Whenever there’s an issue with the brake system, it can be caused by a worn component or low brake fluid. It’s possible to even deal with grinding or scraping, although these normally point to worn-out parts.
Burnt fluid or contaminants could be causing burning smells during braking. To ensure safety, you should stop driving if there is any burning sensation.
How to perform Brake Fluid Flush
1. Get rid of old brake fluid
The master cylinder must be drained of all fluid. There’s no drain plug to the system, so you will need to use a siphon pump or transfer pump.
You can also use a turkey baster or a bigger syringe if all else fails. You can continue removing fluid until you empty the reservoir. You can do this with the engine off. Keep the car in Park. Make sure you don't press the brake pedal.
2. Fill the System & Bleed
You should fill the reservoir with new brake fluid. The system will be bled in the exact same manner as when new brake calipers are installed.
Starting at the back, bleed both the rear calipers and wheel cylinders. The corresponding bleeder screws can be opened by pushing down on the brake pedal. Once the pedal touches the ground, release it and close the bleeder screws.
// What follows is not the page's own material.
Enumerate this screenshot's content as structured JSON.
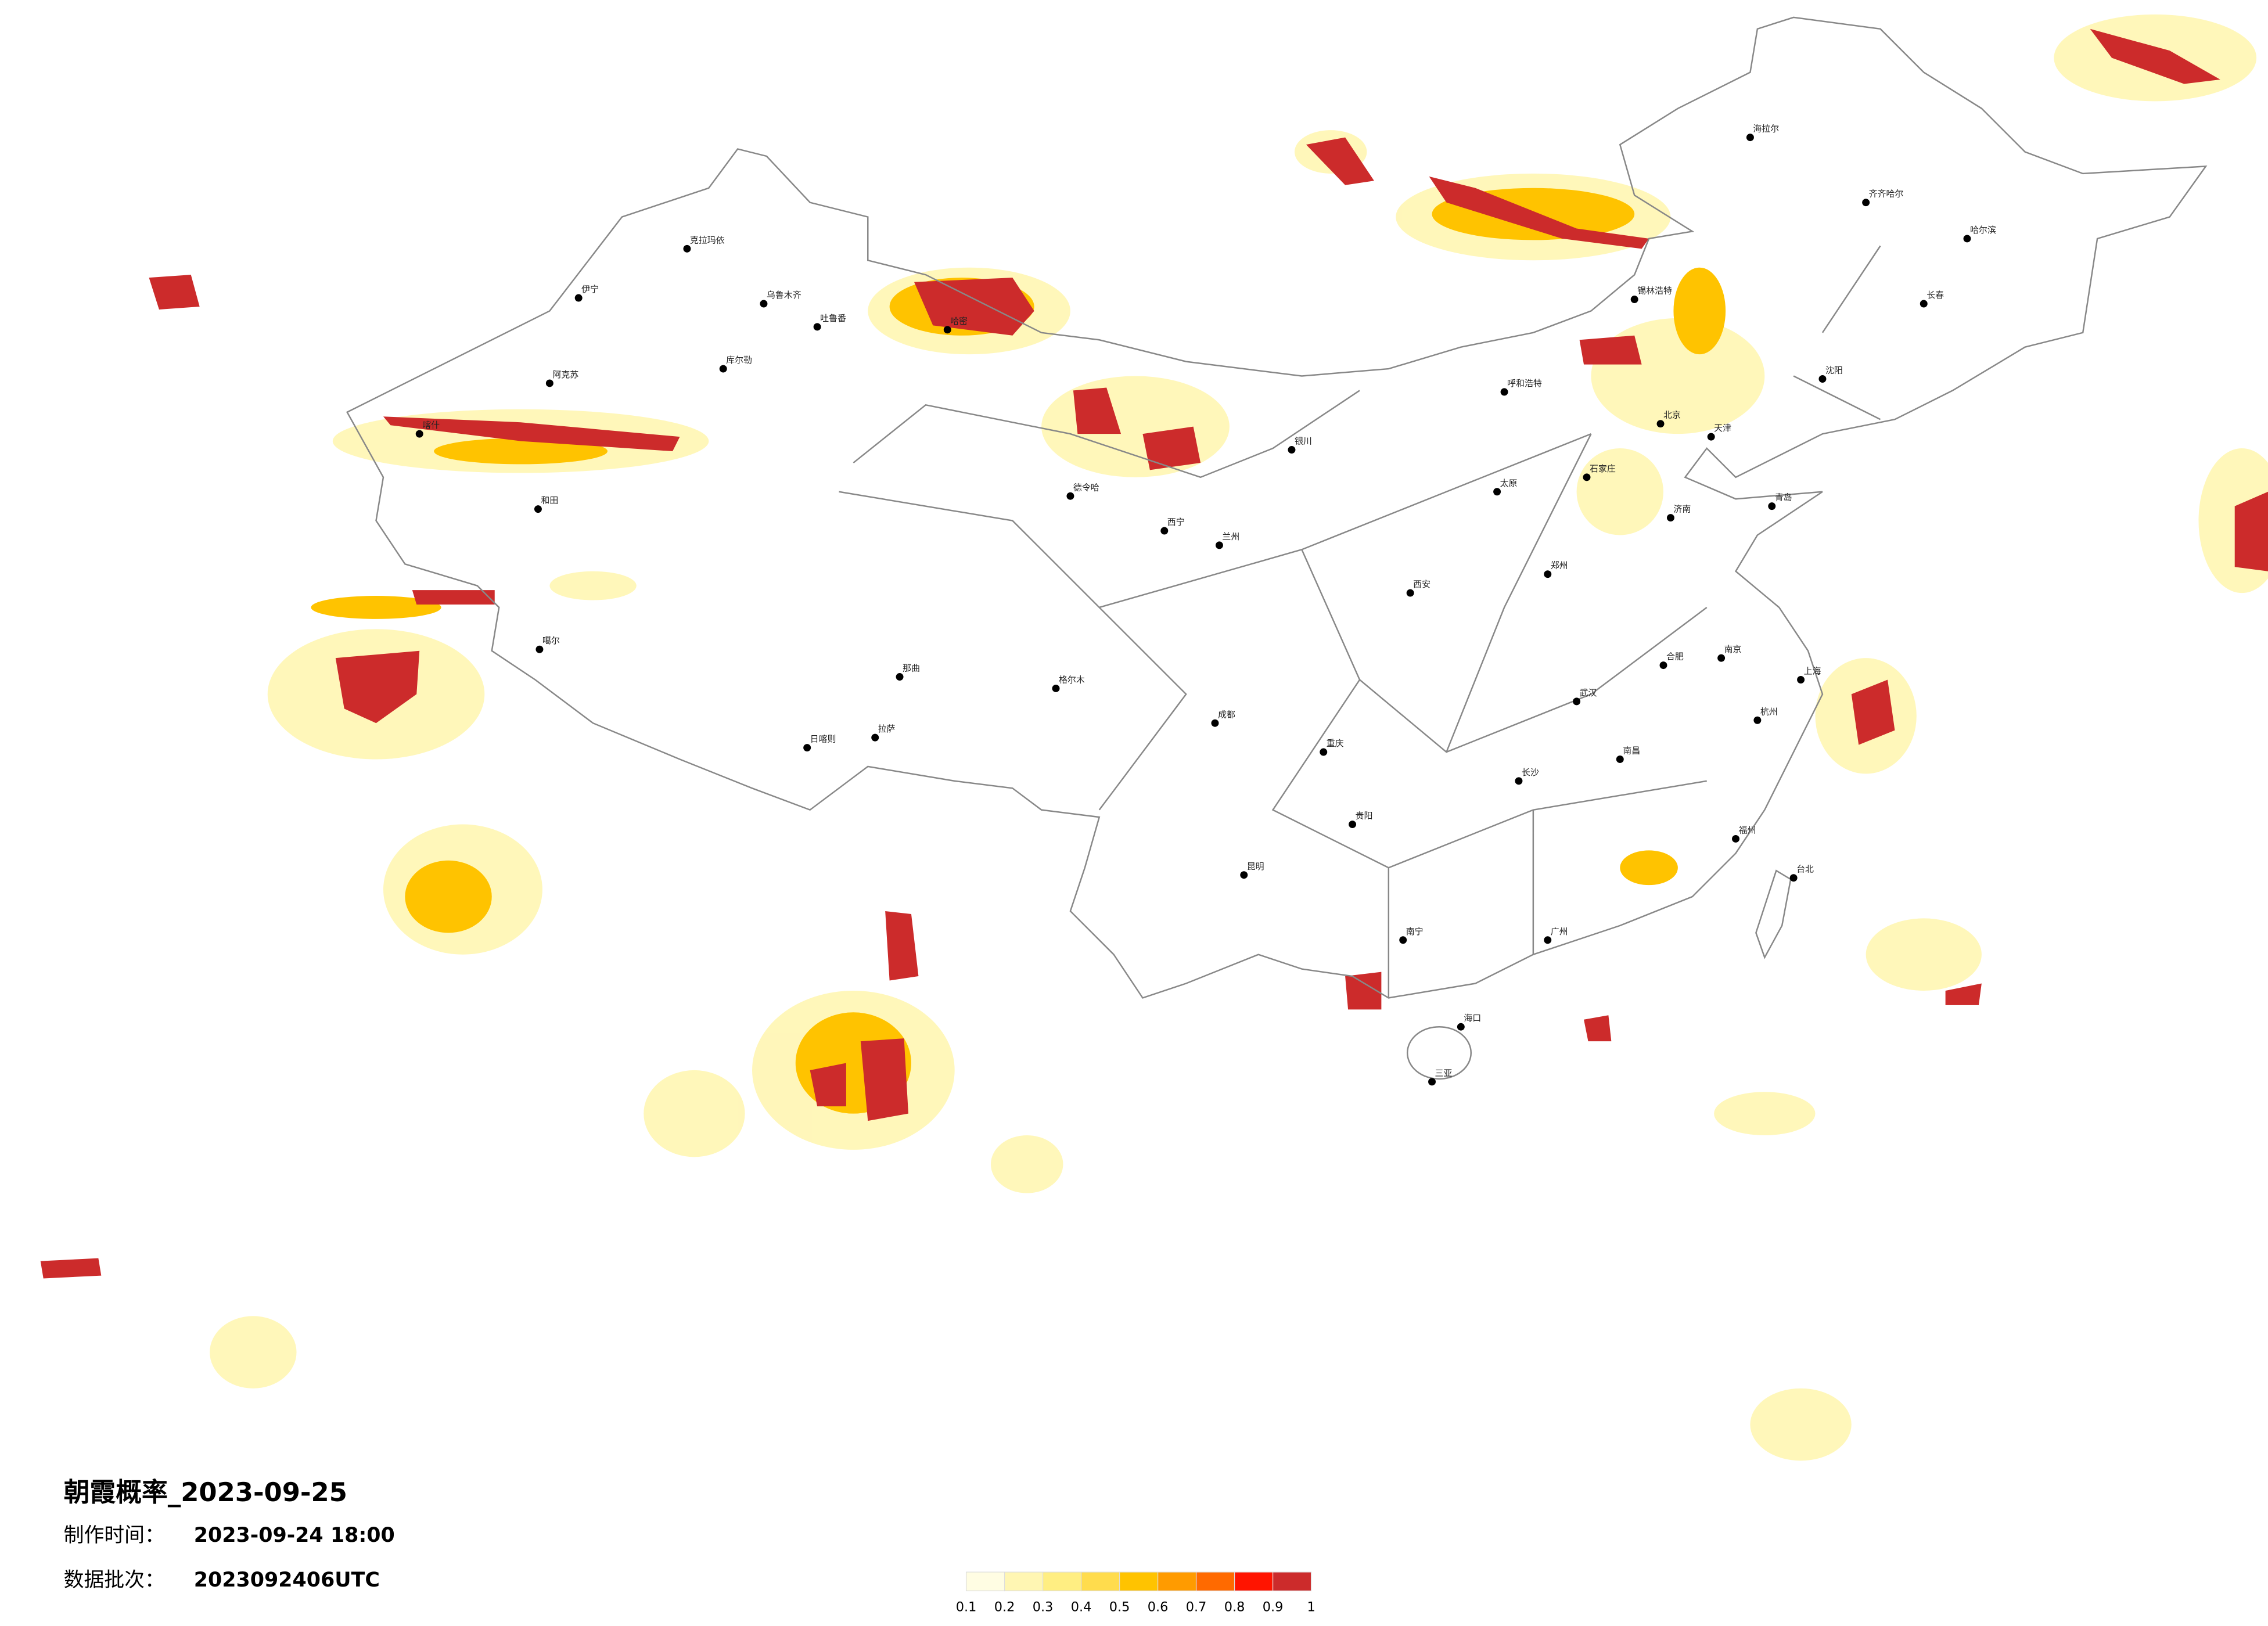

Keep going until the entire system is empty.
Now you can move forward after the back brakes are removed. The same process applies to the front brakes.
3. Top Off & Test
You must first check each wheel for fluid leakage after you have bled it. Once you're done bleeding the brakes you should top it off.
You should test drive your car before driving out onto the open road. It’s best to find an empty parking lot or somewhere uninhabited to test the brakes out before using them in the real world.